While the UN Security Council did nothing when the North launched a missile in 1998 that travelled much farther than any of those in July 2006, this time it unanimously adopted Resolution 1695, which condemns the missile launch and imposes a partial arms embargo. The fact that China voted for Resolution 1695 after abstaining from one with less bite after the much more serious offence of leaving the Nuclear Non-Proliferation Treaty (NPT) in 1993 shows that even the North’s most important benefactor is losing patience.

While reluctant to join sanctions, Seoul announced that it would halt humanitarian aid shipments until the missile crisis is resolved, thus leaving the North at its most isolated in decades. If Pyongyang is not given a face-saving way of backing down, it could escalate the confrontation by testing another missile or even conducting a nuclear test, which would certainly lead to even harsher condemnation and more severe sanctions.

Unless negotiations resume soon with both sides showing more flexibility, Washington and Pyongyang could find themselves on a collision course, with Seoul caught in the middle.
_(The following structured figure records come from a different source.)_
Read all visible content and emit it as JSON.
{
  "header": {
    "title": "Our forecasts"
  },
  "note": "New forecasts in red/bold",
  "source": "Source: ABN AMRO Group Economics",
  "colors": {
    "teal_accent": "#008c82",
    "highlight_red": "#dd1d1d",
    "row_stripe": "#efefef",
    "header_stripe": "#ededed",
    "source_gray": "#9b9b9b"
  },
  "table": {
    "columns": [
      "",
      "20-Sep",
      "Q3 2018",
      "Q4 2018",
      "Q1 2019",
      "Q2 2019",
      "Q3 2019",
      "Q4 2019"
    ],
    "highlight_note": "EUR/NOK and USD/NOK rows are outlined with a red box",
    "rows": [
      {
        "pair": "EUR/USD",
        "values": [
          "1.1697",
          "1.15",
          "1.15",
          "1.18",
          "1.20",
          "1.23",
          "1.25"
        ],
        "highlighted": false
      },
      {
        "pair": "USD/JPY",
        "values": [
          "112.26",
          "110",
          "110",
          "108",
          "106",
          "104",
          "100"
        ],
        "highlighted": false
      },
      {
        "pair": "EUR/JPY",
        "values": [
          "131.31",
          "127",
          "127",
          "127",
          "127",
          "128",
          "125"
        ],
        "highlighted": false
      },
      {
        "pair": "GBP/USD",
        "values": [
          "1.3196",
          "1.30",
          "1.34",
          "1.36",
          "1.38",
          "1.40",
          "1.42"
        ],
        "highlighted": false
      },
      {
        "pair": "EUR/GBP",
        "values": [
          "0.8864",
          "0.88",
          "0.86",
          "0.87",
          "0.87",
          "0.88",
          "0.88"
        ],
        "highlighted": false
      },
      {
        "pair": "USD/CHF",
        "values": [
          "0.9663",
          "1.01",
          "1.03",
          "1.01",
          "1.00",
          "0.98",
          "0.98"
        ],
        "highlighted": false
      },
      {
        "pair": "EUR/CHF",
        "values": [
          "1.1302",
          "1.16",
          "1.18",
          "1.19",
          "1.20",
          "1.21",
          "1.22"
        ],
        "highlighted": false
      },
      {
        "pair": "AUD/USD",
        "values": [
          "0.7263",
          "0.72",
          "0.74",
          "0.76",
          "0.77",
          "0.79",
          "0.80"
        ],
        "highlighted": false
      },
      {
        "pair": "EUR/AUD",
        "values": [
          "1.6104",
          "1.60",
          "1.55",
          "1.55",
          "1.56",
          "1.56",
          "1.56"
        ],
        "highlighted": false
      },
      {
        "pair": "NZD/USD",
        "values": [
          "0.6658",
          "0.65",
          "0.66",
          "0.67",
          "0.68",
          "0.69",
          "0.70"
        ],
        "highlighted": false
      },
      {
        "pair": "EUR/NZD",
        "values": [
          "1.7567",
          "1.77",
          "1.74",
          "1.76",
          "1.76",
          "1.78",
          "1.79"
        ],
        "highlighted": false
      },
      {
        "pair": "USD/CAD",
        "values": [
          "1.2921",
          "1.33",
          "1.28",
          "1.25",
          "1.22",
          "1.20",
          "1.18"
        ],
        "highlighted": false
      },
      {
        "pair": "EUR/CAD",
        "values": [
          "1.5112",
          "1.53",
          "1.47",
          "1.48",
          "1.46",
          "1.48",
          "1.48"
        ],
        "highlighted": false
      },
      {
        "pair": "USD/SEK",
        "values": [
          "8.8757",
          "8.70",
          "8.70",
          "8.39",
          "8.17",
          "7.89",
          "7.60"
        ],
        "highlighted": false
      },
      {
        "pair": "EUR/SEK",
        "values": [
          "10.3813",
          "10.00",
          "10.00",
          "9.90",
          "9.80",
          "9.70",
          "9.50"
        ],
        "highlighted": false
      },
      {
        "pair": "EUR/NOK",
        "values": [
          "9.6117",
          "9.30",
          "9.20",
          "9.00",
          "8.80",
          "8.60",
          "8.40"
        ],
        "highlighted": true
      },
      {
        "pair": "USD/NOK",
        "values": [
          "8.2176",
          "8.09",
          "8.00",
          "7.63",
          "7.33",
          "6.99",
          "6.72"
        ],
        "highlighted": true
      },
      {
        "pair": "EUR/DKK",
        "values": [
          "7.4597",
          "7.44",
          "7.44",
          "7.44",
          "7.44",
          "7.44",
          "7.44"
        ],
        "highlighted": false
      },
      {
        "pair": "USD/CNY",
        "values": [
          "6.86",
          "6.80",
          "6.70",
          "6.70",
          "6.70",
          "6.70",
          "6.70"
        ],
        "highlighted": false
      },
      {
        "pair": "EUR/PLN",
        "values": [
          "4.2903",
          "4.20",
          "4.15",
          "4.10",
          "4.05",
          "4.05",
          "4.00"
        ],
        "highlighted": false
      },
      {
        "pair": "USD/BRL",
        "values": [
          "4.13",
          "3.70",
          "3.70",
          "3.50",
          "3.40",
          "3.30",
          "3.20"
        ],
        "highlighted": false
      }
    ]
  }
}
The U.S. should:

  • free up North Korean assets in Macao that can be traced to legitimate business activities;
     
  • appoint a senior envoy for the six-party talks and equip him or her with broad authority to negotiate and to visit Pyongyang for informal bilateral discussions; and
     
  • refrain from veiled threats and name-calling.

Even though South Korea is in a difficult position, and the North has refused to allow it a meaningful role in the standoff, it should take several steps to improve the situation, including:

  • linking the expansion of economic cooperation to the resumption of the six-party talks;
     
  • de-linking humanitarian assistance to the North from inter-Korean cooperation, nuclear and missile issues and resuming such aid in response to the severe July floods;
     
  • supporting implementation of Security Council Resolution 1695 by actively participating in the Proliferation Security Initiative; and
     
  • refraining from openly criticising other six-party talks participants, especially the U.S. and Japan.

All parties at least claim to be committed to finding a diplomatic solution. At present, the six-party talks are the only vehicle for achieving that outcome. In the end, the North may decide that it cannot give up its nuclear capabilities at any price, but until we find out, it will be virtually impossible to gain the support of China and South Korea for more vigorous measures.